Two heads are better than one
A spring opened where he head fell (lucky thing for the sisters who needed to rinse out the blood stains before they set).  Calmly, her body reached down and lifted her head (Cephalophoria!).  She put it back on her neck, walked inside the house, and chastised her (step?) brother for his rash and bloody deed.  Then she dropped lifeless to the floor.  So ends the legend of Saint Juthwara, whose relics were translated (moved) to Sherbourne Abbey during the reign of Ethelred the Unready.

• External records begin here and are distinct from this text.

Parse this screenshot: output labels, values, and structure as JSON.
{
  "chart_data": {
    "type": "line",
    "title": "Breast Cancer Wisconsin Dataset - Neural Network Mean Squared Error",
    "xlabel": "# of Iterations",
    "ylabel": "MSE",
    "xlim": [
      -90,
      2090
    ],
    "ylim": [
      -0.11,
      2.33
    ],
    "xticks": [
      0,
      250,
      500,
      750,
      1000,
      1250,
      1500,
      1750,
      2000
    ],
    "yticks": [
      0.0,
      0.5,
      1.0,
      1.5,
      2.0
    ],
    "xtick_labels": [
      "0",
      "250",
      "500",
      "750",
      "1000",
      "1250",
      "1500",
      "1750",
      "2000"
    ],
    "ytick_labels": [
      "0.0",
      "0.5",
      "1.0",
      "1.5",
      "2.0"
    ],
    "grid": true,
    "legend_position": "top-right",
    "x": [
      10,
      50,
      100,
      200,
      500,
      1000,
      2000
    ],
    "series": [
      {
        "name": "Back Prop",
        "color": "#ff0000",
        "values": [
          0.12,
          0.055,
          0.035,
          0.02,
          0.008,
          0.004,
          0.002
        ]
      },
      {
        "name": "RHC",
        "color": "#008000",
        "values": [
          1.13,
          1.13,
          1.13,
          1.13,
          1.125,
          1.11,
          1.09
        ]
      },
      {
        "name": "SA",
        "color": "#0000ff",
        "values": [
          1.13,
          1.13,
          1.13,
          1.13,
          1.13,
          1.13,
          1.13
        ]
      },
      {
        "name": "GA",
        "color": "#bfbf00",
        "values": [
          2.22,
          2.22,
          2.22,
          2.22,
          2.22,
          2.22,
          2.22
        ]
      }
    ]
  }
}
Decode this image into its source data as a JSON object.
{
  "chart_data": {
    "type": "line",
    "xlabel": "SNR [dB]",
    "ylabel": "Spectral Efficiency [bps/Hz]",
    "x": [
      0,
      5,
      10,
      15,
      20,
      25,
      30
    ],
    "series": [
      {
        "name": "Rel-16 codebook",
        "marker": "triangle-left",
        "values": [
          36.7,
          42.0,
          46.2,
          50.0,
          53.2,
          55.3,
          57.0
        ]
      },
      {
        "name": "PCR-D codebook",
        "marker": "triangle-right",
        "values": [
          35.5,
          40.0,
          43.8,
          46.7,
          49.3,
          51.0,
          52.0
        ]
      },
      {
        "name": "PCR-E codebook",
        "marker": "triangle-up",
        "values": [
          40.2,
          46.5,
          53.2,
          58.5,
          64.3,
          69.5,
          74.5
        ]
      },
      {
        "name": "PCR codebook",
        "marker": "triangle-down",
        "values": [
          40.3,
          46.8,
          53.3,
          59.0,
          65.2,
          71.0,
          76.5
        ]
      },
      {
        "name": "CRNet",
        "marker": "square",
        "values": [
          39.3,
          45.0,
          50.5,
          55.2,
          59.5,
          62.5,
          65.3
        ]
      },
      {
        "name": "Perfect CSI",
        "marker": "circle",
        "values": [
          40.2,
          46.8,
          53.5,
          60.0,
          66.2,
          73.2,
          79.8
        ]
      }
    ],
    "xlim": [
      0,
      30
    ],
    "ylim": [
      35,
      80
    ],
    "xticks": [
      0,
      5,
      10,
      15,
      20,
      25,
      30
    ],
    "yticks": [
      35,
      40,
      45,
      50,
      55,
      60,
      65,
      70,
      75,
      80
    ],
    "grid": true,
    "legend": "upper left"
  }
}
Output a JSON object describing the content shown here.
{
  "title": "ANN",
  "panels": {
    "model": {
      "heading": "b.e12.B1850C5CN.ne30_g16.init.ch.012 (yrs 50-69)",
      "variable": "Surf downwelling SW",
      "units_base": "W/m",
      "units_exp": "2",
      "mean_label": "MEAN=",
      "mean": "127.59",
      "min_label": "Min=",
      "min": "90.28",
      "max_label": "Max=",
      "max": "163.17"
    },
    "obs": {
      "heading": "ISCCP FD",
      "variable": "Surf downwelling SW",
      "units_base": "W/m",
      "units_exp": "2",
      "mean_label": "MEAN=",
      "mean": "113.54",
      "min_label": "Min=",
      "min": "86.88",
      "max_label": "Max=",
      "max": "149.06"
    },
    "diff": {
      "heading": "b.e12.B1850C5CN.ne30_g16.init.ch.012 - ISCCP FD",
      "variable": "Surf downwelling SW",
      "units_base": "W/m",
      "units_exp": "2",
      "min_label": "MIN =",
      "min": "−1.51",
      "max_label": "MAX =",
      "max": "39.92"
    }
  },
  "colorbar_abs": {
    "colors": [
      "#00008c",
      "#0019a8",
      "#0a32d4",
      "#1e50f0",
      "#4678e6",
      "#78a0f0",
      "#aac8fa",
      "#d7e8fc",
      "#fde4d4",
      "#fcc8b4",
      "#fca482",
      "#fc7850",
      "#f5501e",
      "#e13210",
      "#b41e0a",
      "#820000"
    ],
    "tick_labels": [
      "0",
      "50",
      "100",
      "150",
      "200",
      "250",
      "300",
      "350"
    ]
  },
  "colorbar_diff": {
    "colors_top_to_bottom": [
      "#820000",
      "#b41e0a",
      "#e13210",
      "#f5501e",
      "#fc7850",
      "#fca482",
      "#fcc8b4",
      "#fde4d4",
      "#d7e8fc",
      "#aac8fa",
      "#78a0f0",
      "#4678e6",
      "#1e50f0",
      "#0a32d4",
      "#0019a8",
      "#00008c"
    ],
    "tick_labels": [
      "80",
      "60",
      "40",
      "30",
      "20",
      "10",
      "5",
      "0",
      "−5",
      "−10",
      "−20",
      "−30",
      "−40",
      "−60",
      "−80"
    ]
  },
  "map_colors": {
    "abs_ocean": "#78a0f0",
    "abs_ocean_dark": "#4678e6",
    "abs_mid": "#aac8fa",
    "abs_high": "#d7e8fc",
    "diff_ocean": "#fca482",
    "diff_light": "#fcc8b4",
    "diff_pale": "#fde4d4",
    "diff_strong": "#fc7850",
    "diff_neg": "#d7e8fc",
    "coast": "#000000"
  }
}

Bana, however, had miles to go before he slept.  He fled to his (step?) brother, Paul.  Being the bishop of Leon, Paul had to provide some sort of path to redemption rather than abuse his brother for killing his sister.  He sent him into the forest for forty days of prayer, reflection, and penance.  I'd have been hoping that the bears and wolves would find him during the forty days, but that's why Paul of Leon is a saint and I'm just a blogger.  At the end of forty days, a hungry, unwashed, but very penitent Bana came out of the forest.  Paul admitted him as a monk, and later put him in charge of the monastery at Gerber (Le Releqc).